Jika kamu ingin mulai berinvestasi di pasar saham Amerika atau crypto, penting untuk memahami kondisi ekonomi makro termasuk velocity of money. Platform seperti Reku menyediakan akses mudah untuk investasi saham Amerika dan crypto dengan analisis ekonomi yang mendalam.

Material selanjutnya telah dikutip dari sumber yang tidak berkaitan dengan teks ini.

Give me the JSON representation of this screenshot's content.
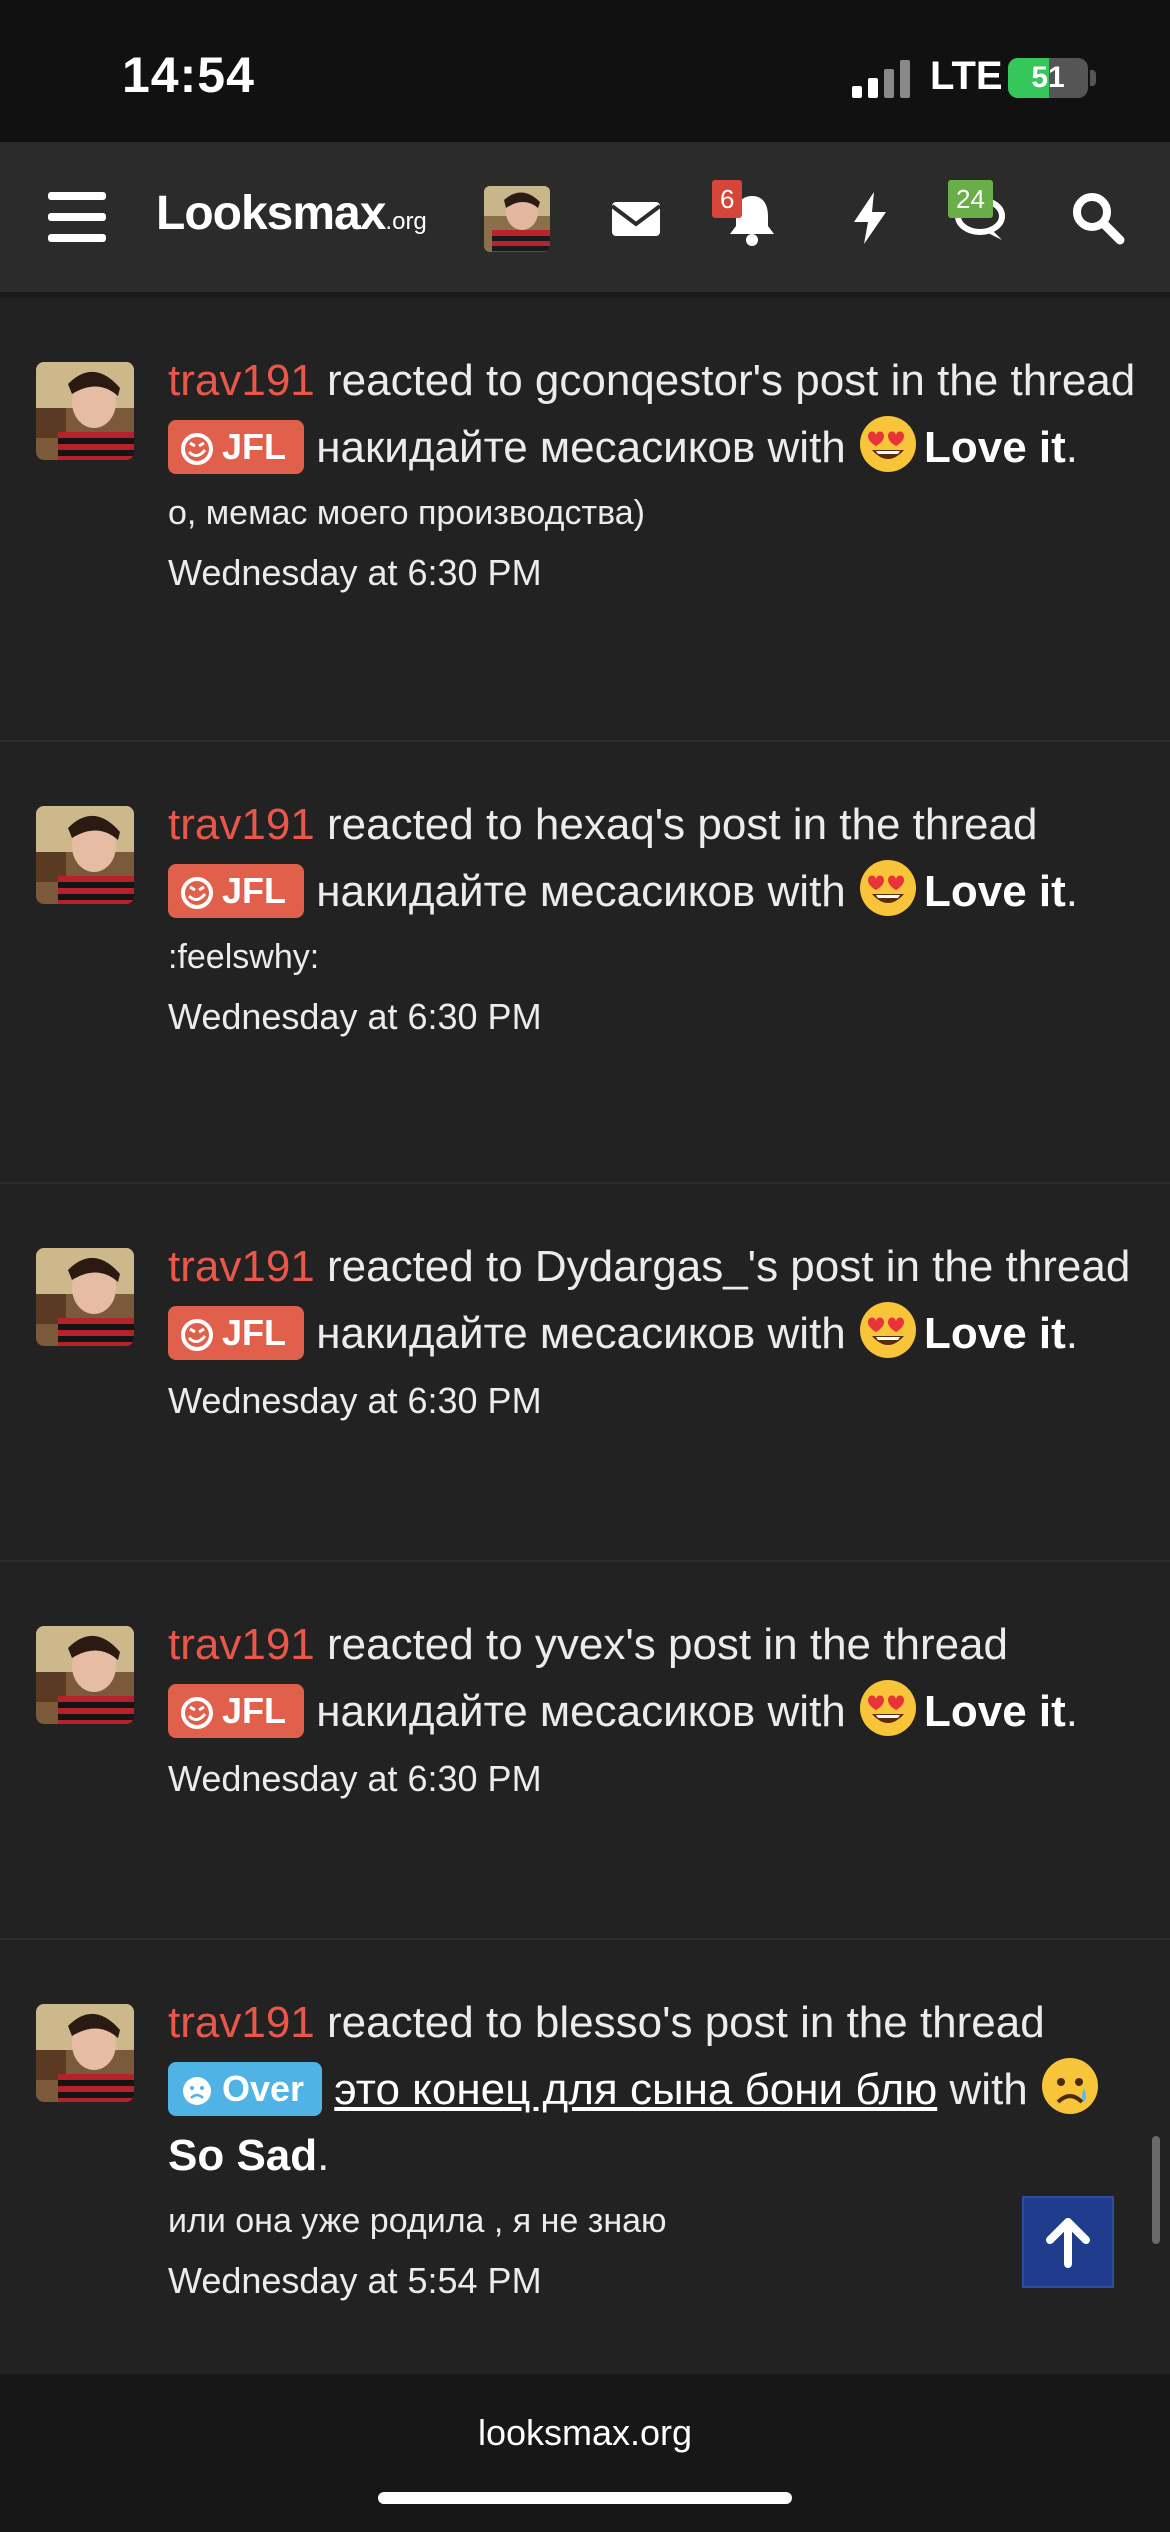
{
  "status_bar": {
    "time": "14:54",
    "network": "LTE",
    "battery": "51"
  },
  "nav": {
    "logo_main": "Looksmax",
    "logo_suffix": ".org",
    "alerts_count": "6",
    "conversations_count": "24"
  },
  "feed": [
    {
      "user": "trav191",
      "action_text": " reacted to gconqestor's post in the thread ",
      "prefix_label": "JFL",
      "prefix_color": "#e0604b",
      "thread_title": "накидайте месасиков",
      "with_text": " with ",
      "reaction": "Love it",
      "snippet": "о, мемас моего производства)",
      "time": "Wednesday at 6:30 PM"
    },
    {
      "user": "trav191",
      "action_text": " reacted to hexaq's post in the thread ",
      "prefix_label": "JFL",
      "prefix_color": "#e0604b",
      "thread_title": "накидайте месасиков",
      "with_text": " with ",
      "reaction": "Love it",
      "snippet": ":feelswhy:",
      "time": "Wednesday at 6:30 PM"
    },
    {
      "user": "trav191",
      "action_text": " reacted to Dydargas_'s post in the thread ",
      "prefix_label": "JFL",
      "prefix_color": "#e0604b",
      "thread_title": "накидайте месасиков",
      "with_text": " with ",
      "reaction": "Love it",
      "snippet": "",
      "time": "Wednesday at 6:30 PM"
    },
    {
      "user": "trav191",
      "action_text": " reacted to yvex's post in the thread ",
      "prefix_label": "JFL",
      "prefix_color": "#e0604b",
      "thread_title": "накидайте месасиков",
      "with_text": " with ",
      "reaction": "Love it",
      "snippet": "",
      "time": "Wednesday at 6:30 PM"
    },
    {
      "user": "trav191",
      "action_text": " reacted to blesso's post in the thread ",
      "prefix_label": "Over",
      "prefix_color": "#4fb3e6",
      "thread_title": "это конец для сына бони блю",
      "with_text": " with ",
      "reaction": "So Sad",
      "snippet": "или она уже родила , я не знаю",
      "time": "Wednesday at 5:54 PM"
    }
  ],
  "footer": {
    "domain": "looksmax.org"
  }
}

Dengan memahami dinamika ekonomi seperti velocity of money, kamu bisa membuat keputusan investasi yang lebih strategis dan menguntungkan.

Velocity of money adalah konsep fundamental dalam ekonomi makro yang mengukur seberapa cepat uang beredar dalam perekonomian. Konsep ini dipengaruhi oleh berbagai faktor seperti kepercayaan konsumen, suku bunga, teknologi, dan inflasi.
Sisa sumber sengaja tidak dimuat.